A escrita é, também, um antídoto poderoso para o excesso de reuniões e o retrabalho infinito que nos ameaçam nesta infância do home office em escala. Para conseguir colaborar de forma assíncrona, escrever bem é essencial.

Além disso, o processo da escrita pode ser uma ferramenta de autoconhecimento e planejamento, pois desenvolve o foco e dimensiona os desafios profissionais em uma perspectiva objetiva e analítica, revelando sua real complexidade e eventuais lacunas. Para esta que vos escreve, escrever é uma maneira de acalmar a ansiedade em fases nebulosas de projetos de inovação.

Tamanho foi o insight que tive sobre a importância da escrita para todos os profissionais – e o quanto ela é negligenciada – que eu poderia fazer um texto inteiro para explicar a você, leitora ou leitor, por que escrever mais. (Aliás, eu fiz isso neste texto aqui: A Habilidade Esquecida)

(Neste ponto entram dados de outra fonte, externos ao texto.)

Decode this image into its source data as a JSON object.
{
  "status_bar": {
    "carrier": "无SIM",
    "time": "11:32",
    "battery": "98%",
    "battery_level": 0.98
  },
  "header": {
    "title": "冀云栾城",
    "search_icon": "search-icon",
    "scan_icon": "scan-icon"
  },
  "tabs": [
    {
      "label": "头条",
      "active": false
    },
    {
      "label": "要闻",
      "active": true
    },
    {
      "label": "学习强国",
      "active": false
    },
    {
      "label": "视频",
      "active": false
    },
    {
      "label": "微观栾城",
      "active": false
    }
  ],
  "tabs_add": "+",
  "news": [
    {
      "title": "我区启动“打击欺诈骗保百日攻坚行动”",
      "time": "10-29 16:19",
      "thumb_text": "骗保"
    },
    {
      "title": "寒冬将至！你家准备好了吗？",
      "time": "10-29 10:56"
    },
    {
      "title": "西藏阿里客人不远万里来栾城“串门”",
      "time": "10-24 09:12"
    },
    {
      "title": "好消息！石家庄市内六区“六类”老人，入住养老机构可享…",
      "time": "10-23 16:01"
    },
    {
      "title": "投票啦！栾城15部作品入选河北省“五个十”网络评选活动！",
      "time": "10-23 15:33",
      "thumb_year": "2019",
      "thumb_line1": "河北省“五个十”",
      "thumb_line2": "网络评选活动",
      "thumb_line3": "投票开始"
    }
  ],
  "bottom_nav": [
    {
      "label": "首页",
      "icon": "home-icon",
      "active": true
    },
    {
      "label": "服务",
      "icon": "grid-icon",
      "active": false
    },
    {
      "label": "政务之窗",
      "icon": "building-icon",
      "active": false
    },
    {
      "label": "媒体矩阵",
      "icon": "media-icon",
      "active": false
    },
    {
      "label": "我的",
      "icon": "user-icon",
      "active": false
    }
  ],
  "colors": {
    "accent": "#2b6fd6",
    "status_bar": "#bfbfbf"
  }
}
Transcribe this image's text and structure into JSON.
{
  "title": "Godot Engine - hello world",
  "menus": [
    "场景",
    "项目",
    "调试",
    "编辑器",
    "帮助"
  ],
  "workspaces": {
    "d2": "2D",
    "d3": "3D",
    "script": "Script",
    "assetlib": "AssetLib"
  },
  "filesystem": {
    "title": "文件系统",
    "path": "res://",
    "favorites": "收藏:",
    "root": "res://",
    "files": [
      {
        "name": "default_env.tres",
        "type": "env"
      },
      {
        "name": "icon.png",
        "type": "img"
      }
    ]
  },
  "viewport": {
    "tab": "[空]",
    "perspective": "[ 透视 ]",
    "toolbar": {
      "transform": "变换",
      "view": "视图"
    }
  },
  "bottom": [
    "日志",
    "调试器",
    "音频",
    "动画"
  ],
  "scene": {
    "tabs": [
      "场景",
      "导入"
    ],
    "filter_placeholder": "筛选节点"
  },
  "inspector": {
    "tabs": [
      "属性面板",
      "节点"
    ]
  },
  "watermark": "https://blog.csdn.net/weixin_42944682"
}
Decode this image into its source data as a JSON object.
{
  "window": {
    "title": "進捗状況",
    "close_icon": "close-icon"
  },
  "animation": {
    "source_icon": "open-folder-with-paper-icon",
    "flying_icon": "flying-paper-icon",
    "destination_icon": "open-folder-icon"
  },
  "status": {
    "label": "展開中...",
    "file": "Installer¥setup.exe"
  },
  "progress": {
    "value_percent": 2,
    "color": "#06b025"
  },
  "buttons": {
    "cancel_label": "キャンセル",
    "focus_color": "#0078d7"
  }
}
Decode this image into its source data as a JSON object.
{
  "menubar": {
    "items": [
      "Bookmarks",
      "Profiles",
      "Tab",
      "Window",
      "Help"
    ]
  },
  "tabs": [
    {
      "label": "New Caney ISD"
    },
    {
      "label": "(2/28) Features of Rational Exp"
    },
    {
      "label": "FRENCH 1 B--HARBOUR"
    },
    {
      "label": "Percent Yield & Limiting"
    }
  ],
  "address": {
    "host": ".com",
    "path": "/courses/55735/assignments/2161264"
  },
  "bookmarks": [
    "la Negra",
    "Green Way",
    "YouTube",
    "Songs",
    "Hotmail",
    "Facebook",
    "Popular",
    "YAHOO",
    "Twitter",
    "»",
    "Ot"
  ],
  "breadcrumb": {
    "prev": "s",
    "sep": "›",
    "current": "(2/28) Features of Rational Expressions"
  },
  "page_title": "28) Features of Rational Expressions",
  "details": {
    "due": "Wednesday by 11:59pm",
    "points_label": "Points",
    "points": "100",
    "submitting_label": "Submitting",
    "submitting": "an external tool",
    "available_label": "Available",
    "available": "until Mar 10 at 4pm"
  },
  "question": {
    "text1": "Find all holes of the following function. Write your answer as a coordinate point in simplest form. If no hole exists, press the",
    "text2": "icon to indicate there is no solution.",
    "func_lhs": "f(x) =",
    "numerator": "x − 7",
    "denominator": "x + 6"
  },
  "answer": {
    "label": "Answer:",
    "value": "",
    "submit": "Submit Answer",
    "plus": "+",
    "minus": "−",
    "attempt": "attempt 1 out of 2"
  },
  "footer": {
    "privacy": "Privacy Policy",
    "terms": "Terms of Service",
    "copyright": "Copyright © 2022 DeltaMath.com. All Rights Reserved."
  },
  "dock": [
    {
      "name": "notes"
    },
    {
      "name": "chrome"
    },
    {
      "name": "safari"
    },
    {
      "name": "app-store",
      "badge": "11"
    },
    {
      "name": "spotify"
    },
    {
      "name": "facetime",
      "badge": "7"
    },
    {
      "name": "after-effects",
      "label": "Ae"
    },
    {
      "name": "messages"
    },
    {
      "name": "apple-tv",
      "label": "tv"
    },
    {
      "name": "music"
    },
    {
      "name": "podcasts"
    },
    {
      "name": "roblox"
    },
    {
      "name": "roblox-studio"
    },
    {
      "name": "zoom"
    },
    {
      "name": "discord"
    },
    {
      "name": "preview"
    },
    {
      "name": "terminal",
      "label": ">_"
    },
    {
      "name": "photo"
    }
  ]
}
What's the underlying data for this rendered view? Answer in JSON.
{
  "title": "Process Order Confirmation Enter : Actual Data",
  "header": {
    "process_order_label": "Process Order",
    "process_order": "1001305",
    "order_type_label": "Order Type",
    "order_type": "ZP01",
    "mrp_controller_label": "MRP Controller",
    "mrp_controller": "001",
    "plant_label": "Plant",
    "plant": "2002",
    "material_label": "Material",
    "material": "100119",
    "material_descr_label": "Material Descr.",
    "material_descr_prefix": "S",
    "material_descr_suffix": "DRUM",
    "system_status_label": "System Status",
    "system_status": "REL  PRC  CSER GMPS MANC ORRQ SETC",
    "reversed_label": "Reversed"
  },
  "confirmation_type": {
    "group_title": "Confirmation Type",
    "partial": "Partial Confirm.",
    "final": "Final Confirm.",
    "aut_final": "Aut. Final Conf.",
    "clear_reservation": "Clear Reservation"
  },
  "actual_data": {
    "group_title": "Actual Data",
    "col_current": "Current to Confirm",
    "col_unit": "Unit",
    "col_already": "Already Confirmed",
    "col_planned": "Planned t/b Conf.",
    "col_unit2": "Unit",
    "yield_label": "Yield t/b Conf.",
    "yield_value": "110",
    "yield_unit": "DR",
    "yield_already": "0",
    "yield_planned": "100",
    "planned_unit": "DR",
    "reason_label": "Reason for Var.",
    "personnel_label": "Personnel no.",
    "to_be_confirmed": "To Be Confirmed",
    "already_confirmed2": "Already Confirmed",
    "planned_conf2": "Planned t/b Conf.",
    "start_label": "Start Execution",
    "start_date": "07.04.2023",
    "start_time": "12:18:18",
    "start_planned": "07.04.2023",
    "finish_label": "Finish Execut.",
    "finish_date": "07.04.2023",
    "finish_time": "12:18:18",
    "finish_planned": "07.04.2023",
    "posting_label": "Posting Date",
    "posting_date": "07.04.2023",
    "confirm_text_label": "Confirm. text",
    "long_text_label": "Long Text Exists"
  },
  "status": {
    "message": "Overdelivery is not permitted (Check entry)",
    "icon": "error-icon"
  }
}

E não sou só eu, “de humanas”, que estou falando. Neste vídeo (em inglês), David Heinemeier Hansson, da 37signals (Basecamp e HEY), também argumenta a favor da escrita, dizendo que ela é um “superpoder” na sua empresa de desenvolvimento de software: essencial à gestão e à produtividade. Sem levar a escrita a sério, diz ele, a empresa não teria chegado aonde chegou. “Escrita primeiro, reuniões depois” (estou quase escrevendo na pele essa frase).

A nossa motivação inicial em escrever pode resultar em muito mais benefícios do que o que imaginávamos antes de tira a tampa da caneta. É um investimento de tempo que vale a pena – porque economiza, inclusive, tempo futuro.

Por diversos motivos, porém, a escrita assumiu para muitos de nós um lugar inalcançável ou invisível. Ou ela mora no Olimpo dos autores geniais, ou na falta de cuidado com que escrevemos nossos e-mails e mensagens rápidas. É uma situação verdadeiramente peculiar, ainda mais se pensarmos que praticar a escrita está ao nosso alcance, não custa nada, envolve riscos controláveis (publicar não é obrigatório) e qualquer pessoa leitora pode apoiar seu desenvolvimento.

Por isso, eu preparei, no melhor estilo laboratório de garagem, 3 dicas simples que você pode colocar em prática hoje mesmo. E o melhor: usando apenas aquilo que você já tem em casa! Pode fazer sem a presença de um adulto. 🙂

1. Ame seus rascunhos

“Tenha paciência em relação a tudo que não está resolvido em seu coração e ame as próprias perguntas, como quartos fechados e como livros escritos em uma língua estrangeira. Não investigue agora as respostas que não lhe podem ser dadas, porque não poderia vivê-las. E é disto que se trata, de viver tudo. Viva agora as perguntas. Talvez passe, gradativamente, em um belo dia, sem perceber, a viver as respostas”.

Rainer Maria Rilke

O livro Cartas a um jovem poeta reúne as cartas de Rilke ao jovem poeta Franz Kappus escritas ente 1903 e 1908. Muito diferente do que ansiamos hoje, Rilke não dava “dicas práticas” de escrita: buscava mostrar os caminhos do mundo interior do escritor.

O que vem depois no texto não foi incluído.